No, lamentablemente.
Otra vez un evidente cerco mediático naturaliza hechos graves que ocurrieron en
2019, como las masacres de Sacaba y Senkata.
Camacho se ha
convertido en los últimos meses en un tipo —parafraseándolo— intocable, que
puede contar sus aventuras sediciosas sin inmutarse y repetir la historia sin
que nadie pueda hacer algo.
Acaba de amenazar al
presidente Luis Arce con “un segundo round”. Y su lugarteniente, Rómulo Calvo,
su sucesor en la presidencia del Comité pro Santa Cruz, dijo tener la “receta
para tumbar a un dictador”.
Camacho se desgañita
en ser el defensor de las libertades y de la democracia.

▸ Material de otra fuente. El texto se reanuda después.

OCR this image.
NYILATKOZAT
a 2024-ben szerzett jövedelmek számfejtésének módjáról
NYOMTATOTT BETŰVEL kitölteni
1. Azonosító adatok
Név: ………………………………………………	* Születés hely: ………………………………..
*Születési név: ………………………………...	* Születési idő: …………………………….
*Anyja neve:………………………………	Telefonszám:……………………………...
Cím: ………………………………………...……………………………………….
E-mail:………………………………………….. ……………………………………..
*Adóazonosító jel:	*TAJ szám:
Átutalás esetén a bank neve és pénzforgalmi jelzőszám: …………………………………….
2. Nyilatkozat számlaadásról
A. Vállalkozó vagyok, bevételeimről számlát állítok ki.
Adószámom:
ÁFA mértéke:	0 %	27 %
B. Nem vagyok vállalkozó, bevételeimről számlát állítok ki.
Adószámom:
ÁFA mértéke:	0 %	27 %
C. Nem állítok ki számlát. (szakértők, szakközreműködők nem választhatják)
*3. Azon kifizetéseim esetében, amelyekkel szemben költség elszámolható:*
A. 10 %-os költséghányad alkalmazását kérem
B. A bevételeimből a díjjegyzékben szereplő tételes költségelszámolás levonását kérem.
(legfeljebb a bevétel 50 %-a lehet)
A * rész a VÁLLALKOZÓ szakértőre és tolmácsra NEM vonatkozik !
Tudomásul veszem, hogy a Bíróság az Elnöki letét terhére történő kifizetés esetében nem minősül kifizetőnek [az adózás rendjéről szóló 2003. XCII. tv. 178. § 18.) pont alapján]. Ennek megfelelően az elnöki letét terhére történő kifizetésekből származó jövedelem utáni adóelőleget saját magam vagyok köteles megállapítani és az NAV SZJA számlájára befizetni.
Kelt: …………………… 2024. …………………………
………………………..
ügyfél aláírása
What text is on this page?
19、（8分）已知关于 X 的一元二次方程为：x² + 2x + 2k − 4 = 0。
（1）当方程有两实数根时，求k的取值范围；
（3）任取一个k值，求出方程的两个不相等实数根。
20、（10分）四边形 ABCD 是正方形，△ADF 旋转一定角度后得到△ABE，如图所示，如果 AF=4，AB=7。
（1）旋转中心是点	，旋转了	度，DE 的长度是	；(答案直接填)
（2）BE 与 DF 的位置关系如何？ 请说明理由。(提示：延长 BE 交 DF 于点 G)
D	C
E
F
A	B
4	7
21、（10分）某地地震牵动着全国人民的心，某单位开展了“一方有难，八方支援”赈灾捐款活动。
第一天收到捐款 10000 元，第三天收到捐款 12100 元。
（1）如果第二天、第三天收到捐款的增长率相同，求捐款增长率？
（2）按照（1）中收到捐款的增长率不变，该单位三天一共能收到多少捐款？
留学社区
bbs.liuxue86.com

Su discurso no calza
en el espíritu democrático.
En la crisis
poselectoral de 2019 hizo todo lo posible por desnaturalizar los valores
democráticos y naturalizar actos que rayan en la sedición, de manera recurrente
y sistemática.
Su expediente es
largo desde que irrumpió en la agenda nacional el 21 de octubre, un día después
de las elecciones de entonces.
En sendos cabildos
multitudinarios, eso sí, invocó a las Fuerzas Armadas, propuso la atención de
un pliego de la Policía Boliviana a través del “próximo gobierno”, planteó el
“punto final” y la conminatoria de renuncia en 48 horas de Morales, y redactó
una carta de dimisión para que la firme el presidente.
Es más, el 4 de
noviembre propuso que la entonces decana del Tribunal Supremo de Justicia,
María Cristina Díaz, reemplace a Morales, y que renuncie la “sucesión
constitucional”. La mañana del 10 de noviembre, sugirió “una junta de gobierno
transitorio conformada por notables de toda la población”.
Y en la tarde, antes
de la renuncia de Morales, irrumpió en el Palacio Quemado (dijo en el video que
fue con ayuda del ahora fallecido director de la UTOP, Heybert Antelo), en cuyo
hall plantó la carta de renuncia de marras, una Biblia y una tricolor. ¿Puede
un civil que no sea funcionario ingresar así en el edificio gubernamental?
Ahora, blindado por
su victoria en las subnacionales de marzo, Camacho desafía otra vez y nadie —la
Fiscalía suspendió sin razón aparente su declaración— hace nada por hacerle
entender que lo que hace no condice con la institucionalidad democrática del
país. Se ha convertido peligrosamente para la democracia en un político
intocable.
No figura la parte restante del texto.